La plupart des auteurs identifiés comme pro-israéliens ou sionistes sont juifs, mais pas tous. (La plupart des Juifs américains ressentent un sentiment de lien avec Israël, selon les enquêtes, même si un nombre croissant de Juifs plus jeunes déclarent ne pas le faire ou avoir des opinions très critiques à l'égard d'Israël.) Certains sont des défenseurs ouverts d'Israël, mais d'autres ont été classés dans cette catégorie. la base d’un seul message jugé pro-israélien, comme un lien d’octobre vers une collecte de fonds pour un fournisseur de services d’urgence israélien, dans le cas de la romancière à succès Kristin Hannah. Une autre auteure, Annabel Monaghan, est considérée comme sioniste parce qu’elle « a créé un post Instagram pro-israélien sans aucune mention de la Palestine ». Le message lié, daté du 12 octobre, exprime son inquiétude pour les amis juifs alarmés par l'attaque du Hamas contre Israël et l'antisémitisme.

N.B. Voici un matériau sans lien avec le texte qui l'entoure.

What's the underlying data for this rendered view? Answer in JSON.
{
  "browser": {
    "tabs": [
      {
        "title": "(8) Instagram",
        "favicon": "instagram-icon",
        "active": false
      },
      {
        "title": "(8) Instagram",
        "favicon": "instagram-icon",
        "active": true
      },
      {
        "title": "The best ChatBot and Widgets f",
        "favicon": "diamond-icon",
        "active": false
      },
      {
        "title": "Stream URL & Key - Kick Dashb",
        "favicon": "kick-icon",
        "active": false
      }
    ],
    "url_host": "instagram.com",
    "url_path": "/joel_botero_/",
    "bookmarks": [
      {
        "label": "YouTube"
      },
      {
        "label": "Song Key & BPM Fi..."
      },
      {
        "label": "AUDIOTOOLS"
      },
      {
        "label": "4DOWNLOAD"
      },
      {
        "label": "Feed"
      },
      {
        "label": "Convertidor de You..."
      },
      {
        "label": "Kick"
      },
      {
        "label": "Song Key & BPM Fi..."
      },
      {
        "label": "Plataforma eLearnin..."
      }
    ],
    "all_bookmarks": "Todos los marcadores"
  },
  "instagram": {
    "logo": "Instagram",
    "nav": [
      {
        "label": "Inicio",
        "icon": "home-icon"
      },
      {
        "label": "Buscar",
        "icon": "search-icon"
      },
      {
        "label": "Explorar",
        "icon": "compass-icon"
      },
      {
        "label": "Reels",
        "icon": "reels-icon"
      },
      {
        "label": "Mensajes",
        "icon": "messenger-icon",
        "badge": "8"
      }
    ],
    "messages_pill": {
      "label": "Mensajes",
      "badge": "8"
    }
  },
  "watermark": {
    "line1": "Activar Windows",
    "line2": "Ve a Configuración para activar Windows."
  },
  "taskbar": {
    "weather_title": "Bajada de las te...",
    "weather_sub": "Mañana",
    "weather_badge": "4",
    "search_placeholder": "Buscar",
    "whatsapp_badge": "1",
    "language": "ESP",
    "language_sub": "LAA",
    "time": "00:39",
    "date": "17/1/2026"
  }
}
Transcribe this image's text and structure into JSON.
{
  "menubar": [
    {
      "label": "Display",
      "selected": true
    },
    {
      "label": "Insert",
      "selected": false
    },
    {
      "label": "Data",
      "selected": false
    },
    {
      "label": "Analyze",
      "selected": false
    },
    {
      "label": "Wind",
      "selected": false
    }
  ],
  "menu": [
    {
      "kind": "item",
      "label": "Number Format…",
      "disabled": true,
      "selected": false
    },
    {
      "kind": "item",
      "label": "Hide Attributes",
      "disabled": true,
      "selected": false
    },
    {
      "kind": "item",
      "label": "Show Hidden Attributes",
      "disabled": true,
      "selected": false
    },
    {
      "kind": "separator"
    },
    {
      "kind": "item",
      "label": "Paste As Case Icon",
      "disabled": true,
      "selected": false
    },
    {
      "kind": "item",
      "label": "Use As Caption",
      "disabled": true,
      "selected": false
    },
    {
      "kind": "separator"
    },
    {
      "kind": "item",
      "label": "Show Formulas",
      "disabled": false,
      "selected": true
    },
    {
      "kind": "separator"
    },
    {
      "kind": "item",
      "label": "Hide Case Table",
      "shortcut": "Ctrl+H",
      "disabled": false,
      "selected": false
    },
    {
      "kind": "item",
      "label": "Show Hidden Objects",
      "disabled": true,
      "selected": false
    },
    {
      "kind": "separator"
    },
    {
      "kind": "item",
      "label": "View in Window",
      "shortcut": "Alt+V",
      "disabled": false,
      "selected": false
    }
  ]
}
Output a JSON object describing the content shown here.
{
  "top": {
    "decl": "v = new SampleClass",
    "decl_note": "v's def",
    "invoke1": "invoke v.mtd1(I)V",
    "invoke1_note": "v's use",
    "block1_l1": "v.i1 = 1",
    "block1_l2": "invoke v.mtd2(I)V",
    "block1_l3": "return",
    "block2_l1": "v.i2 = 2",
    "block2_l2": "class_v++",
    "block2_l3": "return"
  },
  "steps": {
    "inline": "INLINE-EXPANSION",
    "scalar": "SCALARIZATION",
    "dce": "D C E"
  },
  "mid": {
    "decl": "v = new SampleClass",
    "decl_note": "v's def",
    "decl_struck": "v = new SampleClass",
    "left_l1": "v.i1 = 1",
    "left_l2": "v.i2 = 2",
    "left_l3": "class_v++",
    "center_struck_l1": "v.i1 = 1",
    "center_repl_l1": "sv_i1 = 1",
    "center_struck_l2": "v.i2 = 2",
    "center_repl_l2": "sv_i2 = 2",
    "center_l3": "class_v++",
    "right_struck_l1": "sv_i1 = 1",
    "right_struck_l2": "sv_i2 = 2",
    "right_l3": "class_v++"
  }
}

« Je suis en bonne compagnie, s'ils mettent quelqu'un comme Kristin Hannah dessus », a déclaré Carner. « La question est de savoir quelle sera l’efficacité de cette liste, et plus elle s’allonge, mieux nous nous porterons tous, surtout si elle contient des personnes comme celles-là. »
La liste semblait susceptible de s'allonger encore à mesure que les opinions le tweet qui l'annonce a dépassé le million – avec plus de 8 000 actions – et a été vu par des dizaines de personnes à la fois. La créatrice du tableur, identifiée dans le document comme étant Amina Hossain, la mettait à jour jeudi après-midi.
Elle n’a pas répondu à une demande de commentaires jeudi, mais a reconnu sur X que son document était devenu viral – et suscitait des critiques.
« Comme cela dépasse le public visé, j'exhorte mes abonnés à ne pas interagir avec certains de ces comptes qui font rage », a-t-elle écrit. « Cela ne vaut pas votre temps et votre énergie et c'est exactement ce qu'ils veulent. »
Firestone-Teeter a déclaré que la liste souligne la nécessité des efforts du conseil pour soutenir les auteurs juifs confrontés à l'antisémitisme, qui incluent un nouveau système pour signaler leurs préoccupations.
« Cette liste, associée aux nombreuses façons dont nos auteurs ont été ciblés – attentats à la bombe contre les critiques, annulations d’événements consacrés aux livres juifs, abus et harcèlement en ligne, censure – est profondément troublante et fait partie de nos préoccupations concernant un antisémitisme à plus grande échelle dans le monde littéraire. monde, et plus généralement », a-t-elle déclaré.